McCall Humanitarian Award To Be Presented To Tyler Alums

August 3, 2005

by Judy Prather, BUAA Communications Coordinator, (254) 710- 6431

For the first time in its history, the Baylor Alumni Association will present the Abner V. McCall Humanitarian Award to a couple. The award will be presented during Baylor University's commencement exercises at 10 a.m. Saturday, Aug. 13, to Dr. C.R. "Dick" Hurst and Jesmarie Harvey Hurst in recognition of their lifestyle of service.
The award is given annually to Baylor graduates who have exhibited a Christian response to situations and persons around them in ways exemplified by the late Judge McCall, who served as Baylor's president from 1961-81.
The Hursts are 1954 Baylor graduates, and Dr. Hurst also earned a degree from Baylor College of Medicine in 1958. He has made almost two dozen medical mission trips in the past several years to countries, such as Thailand, Brazil, Russia, Macedonia, Northern Ireland, Kosovo and Iraq.
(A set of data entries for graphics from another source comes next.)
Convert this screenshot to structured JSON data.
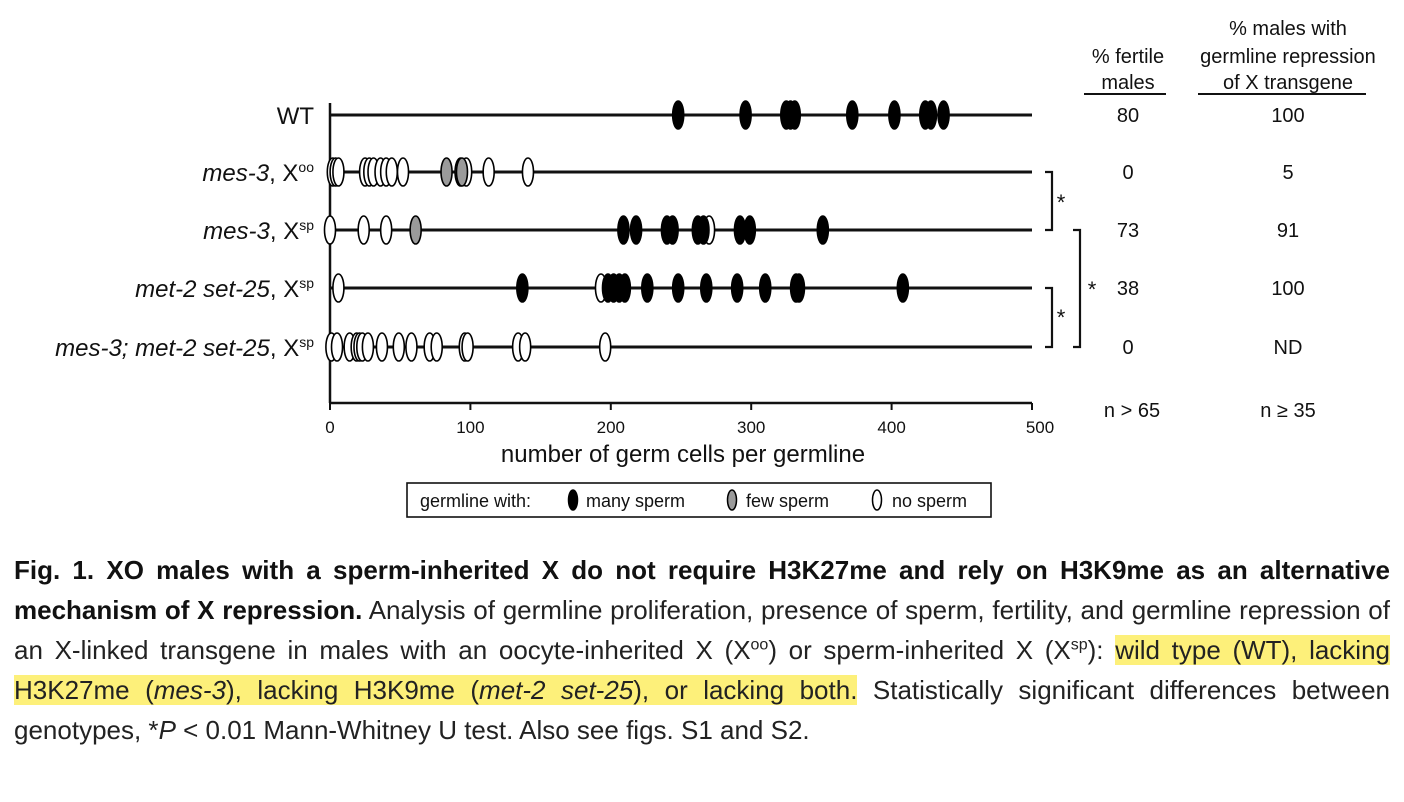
{
  "chart_data": {
    "type": "scatter",
    "xlabel": "number of germ cells per germline",
    "xlim": [
      0,
      500
    ],
    "xticks": [
      0,
      100,
      200,
      300,
      400,
      500
    ],
    "legend": {
      "placement": "bottom",
      "title": "germline with:",
      "items": [
        {
          "key": "many",
          "label": "many sperm",
          "color": "#000000"
        },
        {
          "key": "few",
          "label": "few sperm",
          "color": "#9a9a9a"
        },
        {
          "key": "none",
          "label": "no sperm",
          "color": "#ffffff"
        }
      ]
    },
    "rows": [
      {
        "label": "WT",
        "italic": "",
        "sup": "",
        "many": [
          248,
          296,
          325,
          328,
          331,
          372,
          402,
          424,
          428,
          437
        ],
        "few": [],
        "none": [],
        "fertile": "80",
        "repression": "100"
      },
      {
        "label": ", X",
        "italic": "mes-3",
        "sup": "oo",
        "many": [],
        "few": [
          83,
          94
        ],
        "none": [
          2,
          4,
          6,
          25,
          28,
          31,
          36,
          40,
          44,
          52,
          93,
          97,
          113,
          141
        ],
        "fertile": "0",
        "repression": "5"
      },
      {
        "label": ", X",
        "italic": "mes-3",
        "sup": "sp",
        "many": [
          209,
          218,
          240,
          244,
          262,
          266,
          292,
          299,
          351
        ],
        "few": [
          61
        ],
        "none": [
          0,
          24,
          40,
          270
        ],
        "fertile": "73",
        "repression": "91"
      },
      {
        "label": ", X",
        "italic": "met-2 set-25",
        "sup": "sp",
        "many": [
          137,
          198,
          202,
          206,
          210,
          226,
          248,
          268,
          290,
          310,
          332,
          334,
          408
        ],
        "few": [],
        "none": [
          6,
          193
        ],
        "fertile": "38",
        "repression": "100"
      },
      {
        "label": ", X",
        "italic": "mes-3; met-2 set-25",
        "sup": "sp",
        "many": [],
        "few": [],
        "none": [
          1,
          5,
          14,
          19,
          21,
          23,
          27,
          37,
          49,
          58,
          71,
          76,
          96,
          98,
          134,
          139,
          196
        ],
        "fertile": "0",
        "repression": "ND"
      }
    ],
    "columns": {
      "fertile": [
        "% fertile",
        "males"
      ],
      "repression": [
        "% males with",
        "germline repression",
        "of X transgene"
      ]
    },
    "n": {
      "fertile": "n > 65",
      "repression": "n ≥ 35"
    },
    "significance_mark": "*"
  },
  "caption": {
    "bold": "Fig. 1. XO males with a sperm-inherited X do not require H3K27me and rely on H3K9me as an alternative mechanism of X repression.",
    "text1": " Analysis of germline proliferation, presence of sperm, fertility, and germline repression of an X-linked transgene in males with an oocyte-inherited X (X",
    "sup1": "oo",
    "text2": ") or sperm-inherited X (X",
    "sup2": "sp",
    "text3": "): ",
    "hl_a": "wild type (WT), lacking H3K27me (",
    "hl_i1": "mes-3",
    "hl_b": "), lacking H3K9me (",
    "hl_i2": "met-2 set-25",
    "hl_c": "), or lacking both.",
    "text4": " Statistically significant differences between genotypes, *",
    "italic_p": "P",
    "text5": " < 0.01 Mann-Whitney U test. Also see figs. S1 and S2."
  }
}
Jesmarie has accompanied him on about half of those trips, and they have joined local missionaries -- some of them Baylor graduates -- in addressing the often overwhelming medical, educational, nutritional and spiritual needs of the people they served.
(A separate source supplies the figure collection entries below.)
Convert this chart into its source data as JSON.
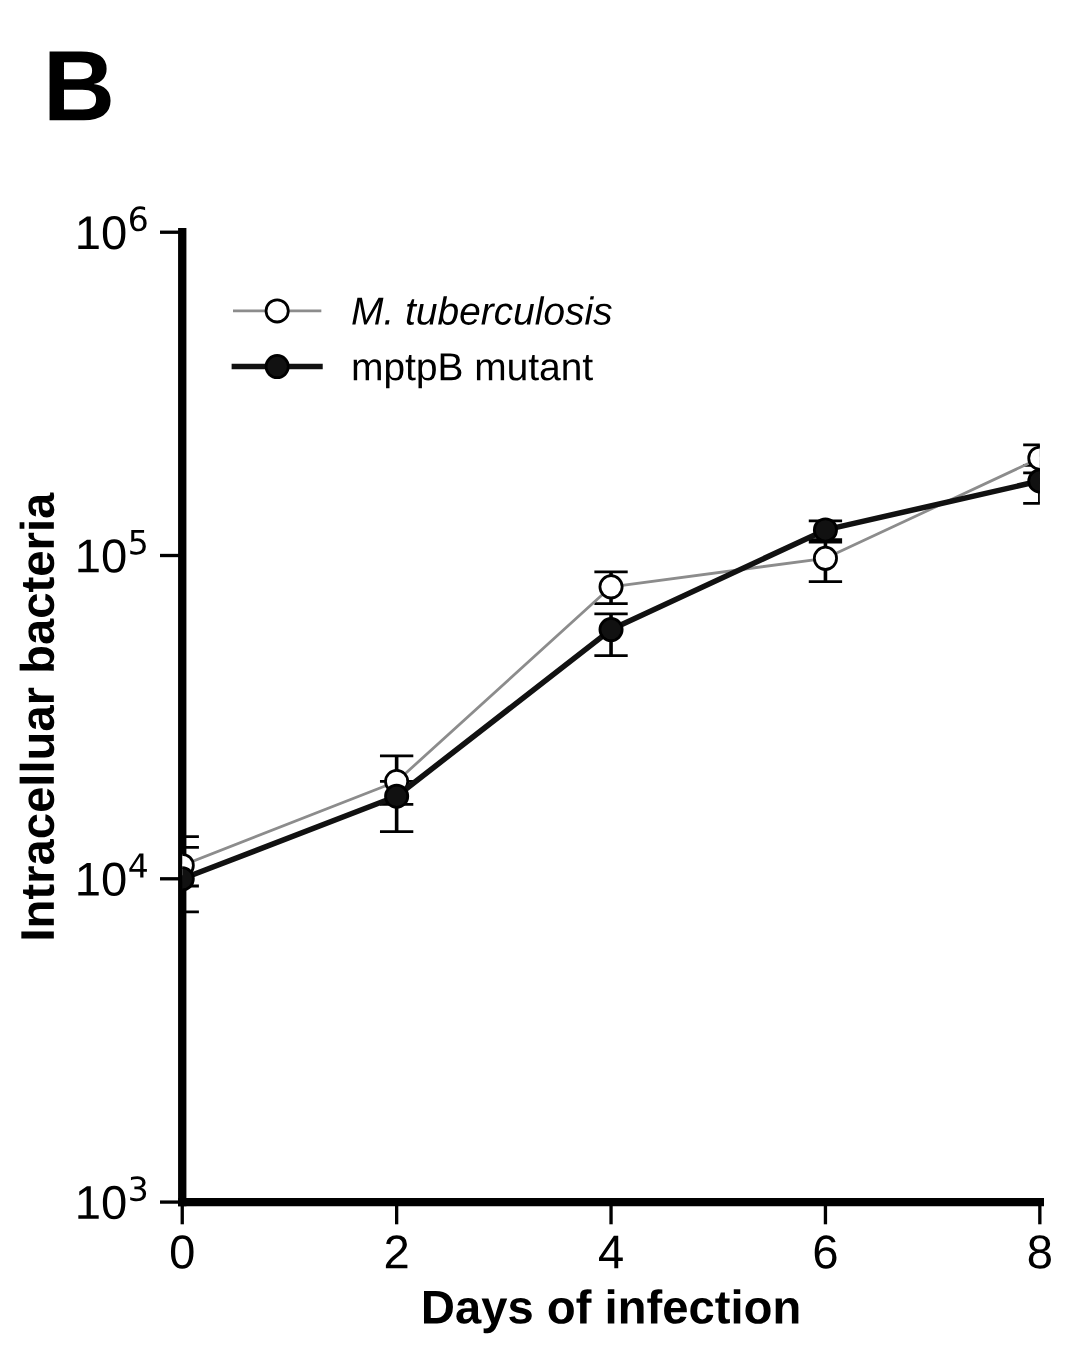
{
  "chart_data": {
    "type": "line",
    "title": "B",
    "xlabel": "Days of infection",
    "ylabel": "Intracelluar bacteria",
    "x": [
      0,
      2,
      4,
      6,
      8
    ],
    "series": [
      {
        "name": "M. tuberculosis",
        "color": "#8c8c8c",
        "marker": "circle",
        "values": [
          11000,
          20000,
          80000,
          98000,
          200000
        ],
        "errors": [
          [
            9500,
            13500
          ],
          [
            17000,
            24000
          ],
          [
            71000,
            89000
          ],
          [
            83000,
            110000
          ],
          [
            180000,
            220000
          ]
        ]
      },
      {
        "name": "mptpB mutant",
        "color": "#111111",
        "marker": "circle",
        "values": [
          10000,
          18000,
          59000,
          120000,
          170000
        ],
        "errors": [
          [
            7900,
            12500
          ],
          [
            14000,
            20000
          ],
          [
            49000,
            66000
          ],
          [
            112000,
            128000
          ],
          [
            145000,
            190000
          ]
        ]
      }
    ],
    "log": "y",
    "xlim": [
      0,
      8
    ],
    "xticks": [
      0,
      2,
      4,
      6,
      8
    ],
    "ylim": [
      1000,
      1000000
    ],
    "yticks": [
      {
        "value": 1000,
        "label": "10$^{3}$"
      },
      {
        "value": 10000,
        "label": "10$^{4}$"
      },
      {
        "value": 100000,
        "label": "10$^{5}$"
      },
      {
        "value": 1000000,
        "label": "10$^{6}$"
      }
    ],
    "legend": "top left",
    "grid": false
  }
}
Although married and the father of three young children, Dr. Hurst left his practice of family medicine in Tyler after being drafted during the Vietnam War. Most of his new patients were Vietnamese civilians suffering from maladies like malnutrition, tuberculosis and bubonic plague, as well as war wounds. Following a mission trip to Thailand several years later, Dr. Hurst decided to retire early to focus on people like those he had served. Many of the couple's trips have been with organizations like the Cooperative Baptist Fellowship, but at least a third have been undertaken on their own, building on connections they made on previous trips.
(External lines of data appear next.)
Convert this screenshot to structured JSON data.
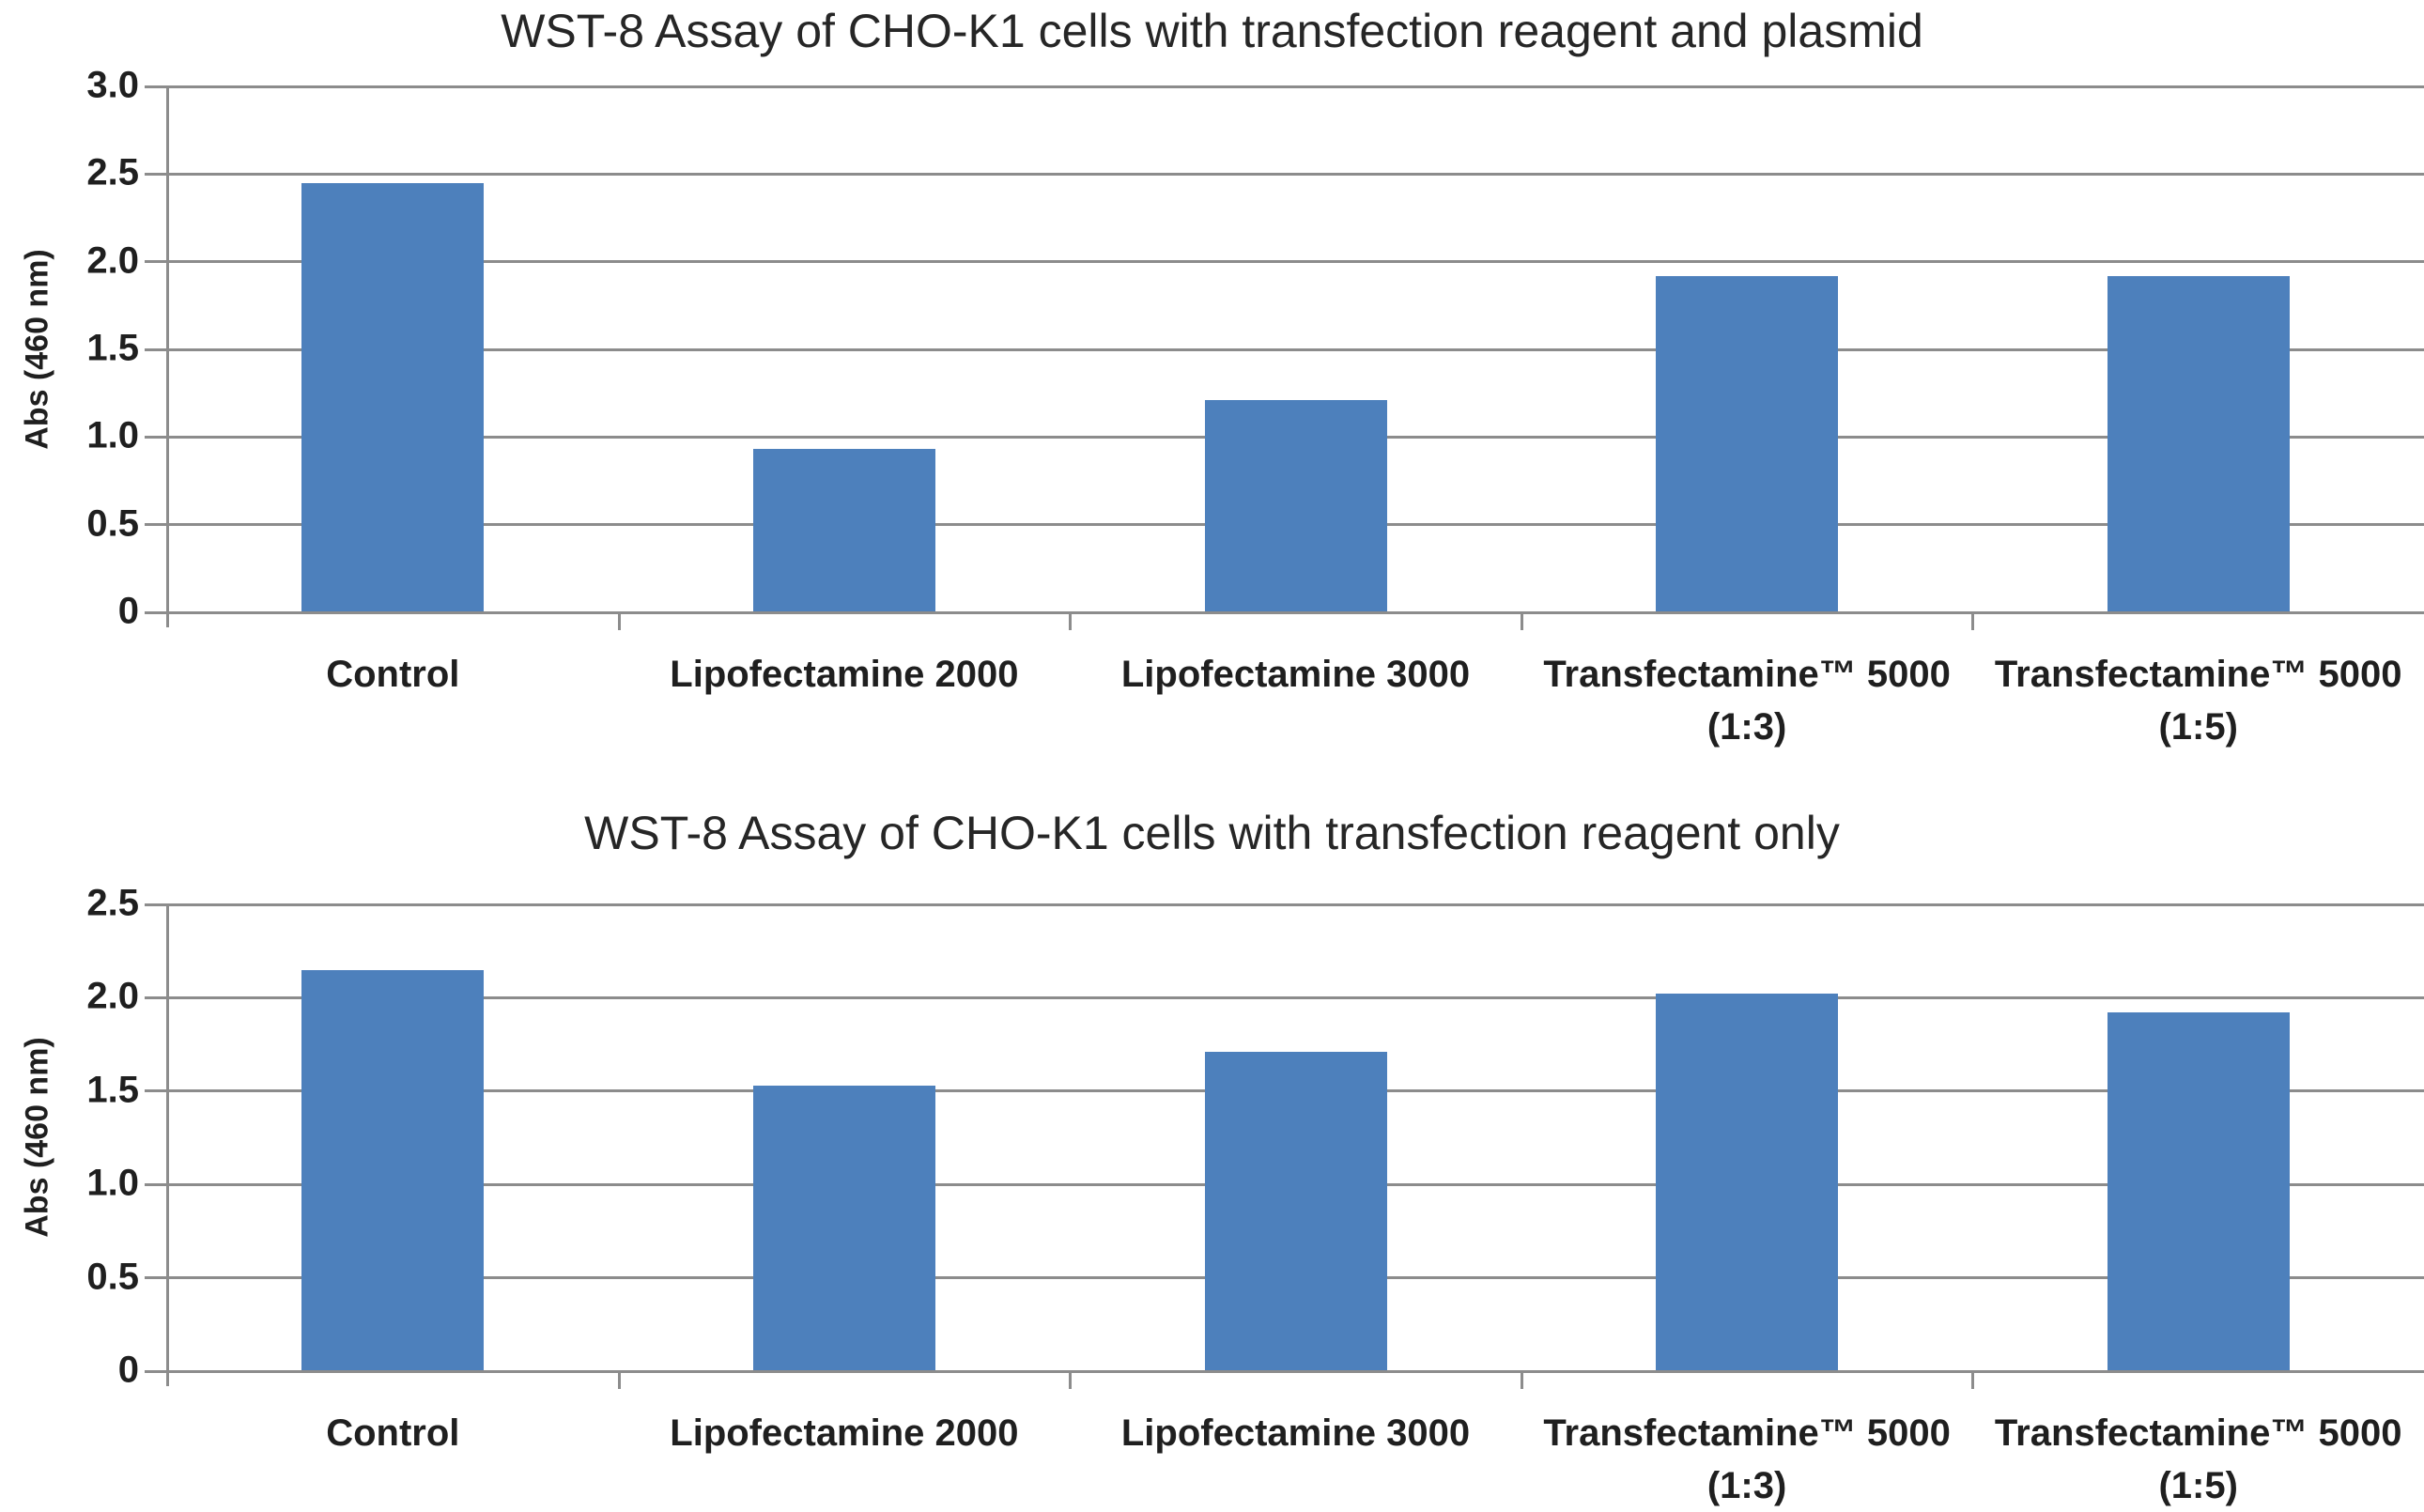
{
  "page": {
    "background": "#FFFFFF"
  },
  "colors": {
    "bar": "#4D80BC",
    "gridline": "#8C8C8C",
    "axis": "#8C8C8C",
    "text": "#1F1F1F"
  },
  "chart_data": [
    {
      "type": "bar",
      "title": "WST-8 Assay of CHO-K1 cells with transfection reagent and plasmid",
      "ylabel": "Abs (460 nm)",
      "xlabel": "",
      "categories": [
        "Control",
        "Lipofectamine 2000",
        "Lipofectamine 3000",
        "Transfectamine™ 5000 (1:3)",
        "Transfectamine™ 5000 (1:5)"
      ],
      "category_label_lines": [
        [
          "Control"
        ],
        [
          "Lipofectamine 2000"
        ],
        [
          "Lipofectamine 3000"
        ],
        [
          "Transfectamine™ 5000",
          "(1:3)"
        ],
        [
          "Transfectamine™ 5000",
          "(1:5)"
        ]
      ],
      "values": [
        2.45,
        0.93,
        1.21,
        1.92,
        1.92
      ],
      "ylim": [
        0,
        3.0
      ],
      "ytick_step": 0.5,
      "ytick_labels": [
        "0",
        "0.5",
        "1.0",
        "1.5",
        "2.0",
        "2.5",
        "3.0"
      ],
      "grid": true,
      "legend": "none",
      "bar_color": "#4D80BC"
    },
    {
      "type": "bar",
      "title": "WST-8 Assay of CHO-K1 cells with transfection reagent only",
      "ylabel": "Abs (460 nm)",
      "xlabel": "",
      "categories": [
        "Control",
        "Lipofectamine 2000",
        "Lipofectamine 3000",
        "Transfectamine™ 5000 (1:3)",
        "Transfectamine™ 5000 (1:5)"
      ],
      "category_label_lines": [
        [
          "Control"
        ],
        [
          "Lipofectamine 2000"
        ],
        [
          "Lipofectamine 3000"
        ],
        [
          "Transfectamine™ 5000",
          "(1:3)"
        ],
        [
          "Transfectamine™ 5000",
          "(1:5)"
        ]
      ],
      "values": [
        2.15,
        1.53,
        1.71,
        2.02,
        1.92
      ],
      "ylim": [
        0,
        2.5
      ],
      "ytick_step": 0.5,
      "ytick_labels": [
        "0",
        "0.5",
        "1.0",
        "1.5",
        "2.0",
        "2.5"
      ],
      "grid": true,
      "legend": "none",
      "bar_color": "#4D80BC"
    }
  ]
}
Once, during a conversation onboard an airplane, Dr. Hurst was talking to a Hindu man, who used the phrase "religion, an accident of birth." Drawing from journals kept since his days in Vietnam, Hurst wrote a book by that title. The Hursts have been deeply devoted to Baylor causes and to their church, First Baptist of Tyler, and have maintained strong civic and denominational involvement locally, state and nationally. They have three sons and six grandchildren.